A plausible implication is that selecting aggregation strategies attuned to the structure of input data (e.g., information density, chronological relevance) can materially impact recommendation quality.
6. Benchmarking, Significance, and Prospects
FRONTIER-RevRec constitutes a methodological benchmark for reviewer recommendation, eliminating prior bottlenecks in domain coverage and sample size. It supports reproducible comparison of algorithms and pipeline designs. The dataset’s structural analysis guides researchers toward methods more suitable for academic peer review—highlighting that LLM–based and semantically attentive methods are preferable over collaborative signal-heavy paradigms.
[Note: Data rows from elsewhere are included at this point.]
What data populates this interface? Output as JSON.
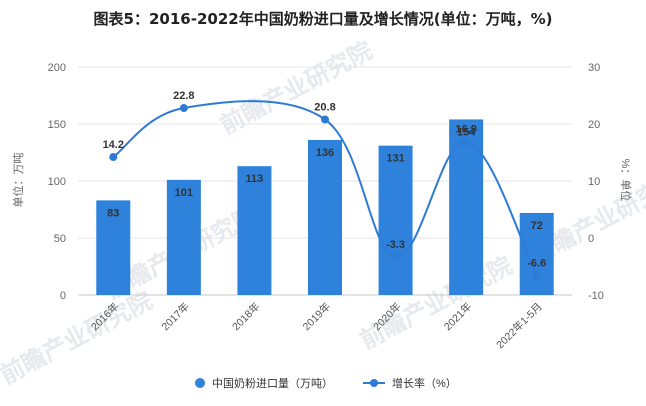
{
  "chart_data": {
    "type": "bar",
    "title": "图表5：2016-2022年中国奶粉进口量及增长情况(单位：万吨，%)",
    "categories": [
      "2016年",
      "2017年",
      "2018年",
      "2019年",
      "2020年",
      "2021年",
      "2022年1-5月"
    ],
    "ylabel_left": "单位：万吨",
    "ylabel_right": "%：单位",
    "ylim_left": [
      0,
      200
    ],
    "yticks_left": [
      "0",
      "50",
      "100",
      "150",
      "200"
    ],
    "ylim_right": [
      -10,
      30
    ],
    "yticks_right": [
      "-10",
      "0",
      "10",
      "20",
      "30"
    ],
    "legend_position": "bottom",
    "grid": true,
    "series": [
      {
        "name": "中国奶粉进口量（万吨）",
        "type": "bar",
        "axis": "left",
        "color": "#2e82dc",
        "values": [
          83,
          101,
          113,
          136,
          131,
          154,
          72
        ],
        "labels": [
          "83",
          "101",
          "113",
          "136",
          "131",
          "154",
          "72"
        ]
      },
      {
        "name": "增长率（%）",
        "type": "line",
        "axis": "right",
        "color": "#2e7bd6",
        "values": [
          14.2,
          22.8,
          null,
          20.8,
          -3.3,
          16.9,
          -6.6
        ],
        "labels": [
          "14.2",
          "22.8",
          "",
          "20.8",
          "-3.3",
          "16.9",
          "-6.6"
        ]
      }
    ],
    "watermark": "前瞻产业研究院"
  }
}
This supports developments in systems that more precisely align manuscript content with reviewer expertise, potentially streamlining peer review assignments and increasing process efficiency.
7. Access and Research Facilitation
The dataset and related resources are publicly available at:
This repository provides the full dataset and scripts for experimental benchmarking, facilitating further research and system development in reviewer recommendation.
In summary, FRONTIER-RevRec delivers authentic, diverse, and structurally elucidative data for reviewer recommendation, elucidates intrinsic differences from commercial domains, establishes semantic content matching as crucial, and identifies optimal aggregation strategies for pipeline development (Peng et al., 18 Oct 2025).